I kid you not, this is working for me. Try once.


I love Addy's work, and enjoyed this article -- and I completely agree that it felt very LLM-y. I'm not sure what's scarier; that we know some of this didn't come from the author (and maybe that's okay?) or that one day soon, we'll get to a point where we won't be able to tell anymore.


That pattern in particular is grating when it keeps repeating. But I don't think that LLM writing necessarily needs to have that pattern if you give it instructions to not do it and/or have a small review and edit workflow.


I’m stunned at the reception this is receiving, it’s LinkedIn-tier slop.


May be because you are not familiar with Addy Osmani and his work. He is known for his very high quality performance optimisation work for web for almost a decade now. So anything he has read, edited and put his stamp of authority on is worth reading.

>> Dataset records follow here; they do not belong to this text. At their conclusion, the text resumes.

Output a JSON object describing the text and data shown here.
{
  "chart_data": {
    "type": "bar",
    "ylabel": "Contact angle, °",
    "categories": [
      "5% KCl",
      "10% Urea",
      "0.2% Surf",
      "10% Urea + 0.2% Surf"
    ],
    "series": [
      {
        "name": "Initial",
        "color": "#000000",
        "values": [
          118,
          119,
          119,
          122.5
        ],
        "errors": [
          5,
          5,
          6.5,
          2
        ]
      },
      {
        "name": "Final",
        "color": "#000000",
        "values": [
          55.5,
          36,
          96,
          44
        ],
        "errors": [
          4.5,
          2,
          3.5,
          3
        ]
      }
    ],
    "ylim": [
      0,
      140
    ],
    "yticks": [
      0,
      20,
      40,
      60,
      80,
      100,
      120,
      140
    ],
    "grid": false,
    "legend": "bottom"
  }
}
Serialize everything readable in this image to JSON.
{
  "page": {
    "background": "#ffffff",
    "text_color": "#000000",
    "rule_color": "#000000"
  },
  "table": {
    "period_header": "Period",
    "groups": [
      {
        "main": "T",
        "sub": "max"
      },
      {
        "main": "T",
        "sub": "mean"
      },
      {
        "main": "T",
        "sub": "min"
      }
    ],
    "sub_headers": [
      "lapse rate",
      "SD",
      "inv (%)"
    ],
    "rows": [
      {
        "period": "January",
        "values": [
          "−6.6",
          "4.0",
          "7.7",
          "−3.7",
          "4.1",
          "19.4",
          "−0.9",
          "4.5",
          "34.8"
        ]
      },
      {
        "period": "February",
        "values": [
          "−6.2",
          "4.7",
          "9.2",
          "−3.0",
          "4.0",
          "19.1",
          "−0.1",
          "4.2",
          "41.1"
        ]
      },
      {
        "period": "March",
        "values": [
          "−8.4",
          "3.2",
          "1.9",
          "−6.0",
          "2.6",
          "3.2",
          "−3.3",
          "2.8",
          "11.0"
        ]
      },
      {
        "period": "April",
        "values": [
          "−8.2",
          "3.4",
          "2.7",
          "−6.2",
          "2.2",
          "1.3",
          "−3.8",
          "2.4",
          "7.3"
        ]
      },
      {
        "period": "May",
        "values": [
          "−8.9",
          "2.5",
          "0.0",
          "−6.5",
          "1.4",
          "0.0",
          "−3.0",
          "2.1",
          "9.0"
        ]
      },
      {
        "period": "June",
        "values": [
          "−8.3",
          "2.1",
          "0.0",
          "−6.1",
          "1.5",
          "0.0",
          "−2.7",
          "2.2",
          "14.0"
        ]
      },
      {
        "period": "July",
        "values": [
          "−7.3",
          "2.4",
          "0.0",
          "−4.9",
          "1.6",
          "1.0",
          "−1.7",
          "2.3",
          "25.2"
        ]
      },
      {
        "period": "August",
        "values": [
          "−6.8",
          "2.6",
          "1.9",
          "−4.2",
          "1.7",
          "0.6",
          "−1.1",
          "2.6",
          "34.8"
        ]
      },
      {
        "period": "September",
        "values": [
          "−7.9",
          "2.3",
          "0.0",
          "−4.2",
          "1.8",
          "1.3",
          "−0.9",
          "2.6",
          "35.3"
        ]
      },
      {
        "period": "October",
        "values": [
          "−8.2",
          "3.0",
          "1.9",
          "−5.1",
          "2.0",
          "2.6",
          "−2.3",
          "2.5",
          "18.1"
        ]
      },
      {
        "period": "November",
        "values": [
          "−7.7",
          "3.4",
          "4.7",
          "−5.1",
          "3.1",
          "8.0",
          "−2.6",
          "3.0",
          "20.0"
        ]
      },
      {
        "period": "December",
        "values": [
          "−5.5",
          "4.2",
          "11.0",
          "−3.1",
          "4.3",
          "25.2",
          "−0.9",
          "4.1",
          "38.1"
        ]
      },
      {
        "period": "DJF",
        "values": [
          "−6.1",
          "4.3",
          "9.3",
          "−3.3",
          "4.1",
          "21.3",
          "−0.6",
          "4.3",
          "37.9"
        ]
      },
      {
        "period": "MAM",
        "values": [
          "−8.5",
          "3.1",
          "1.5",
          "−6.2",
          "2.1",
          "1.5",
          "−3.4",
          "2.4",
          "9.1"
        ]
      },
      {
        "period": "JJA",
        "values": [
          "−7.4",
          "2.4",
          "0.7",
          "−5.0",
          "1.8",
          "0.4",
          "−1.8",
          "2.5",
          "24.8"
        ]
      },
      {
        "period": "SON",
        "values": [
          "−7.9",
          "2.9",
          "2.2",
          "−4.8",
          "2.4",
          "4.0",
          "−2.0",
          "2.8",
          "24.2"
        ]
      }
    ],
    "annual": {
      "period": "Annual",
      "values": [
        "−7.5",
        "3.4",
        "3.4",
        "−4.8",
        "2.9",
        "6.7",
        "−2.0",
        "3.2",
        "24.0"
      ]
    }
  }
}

This kind of thinking is how you get cults of personality.

If he puts his name to this kind of slop, I’ve probably not missed much.


I do not know the guy, and I do not care who he is. This really is not "slop". I can attest to the validity of almost all of his points based on my own career. And even if he used ChatGPT assistance to help with the writing, the content clearly was not invented by ChatGPT. This is valuable advice for people in our industry.


You must not have many engineering leaders in your LinkedIn. These are all rote points that are spouted on there daily.


Even if it is AI assisted, the points are still valid and written in a way that is easy to understand.


I got the same feeling. The writing is too punchy.


oh shit. actually, yea


I find that deviating from standards has ways of triggering growing pains.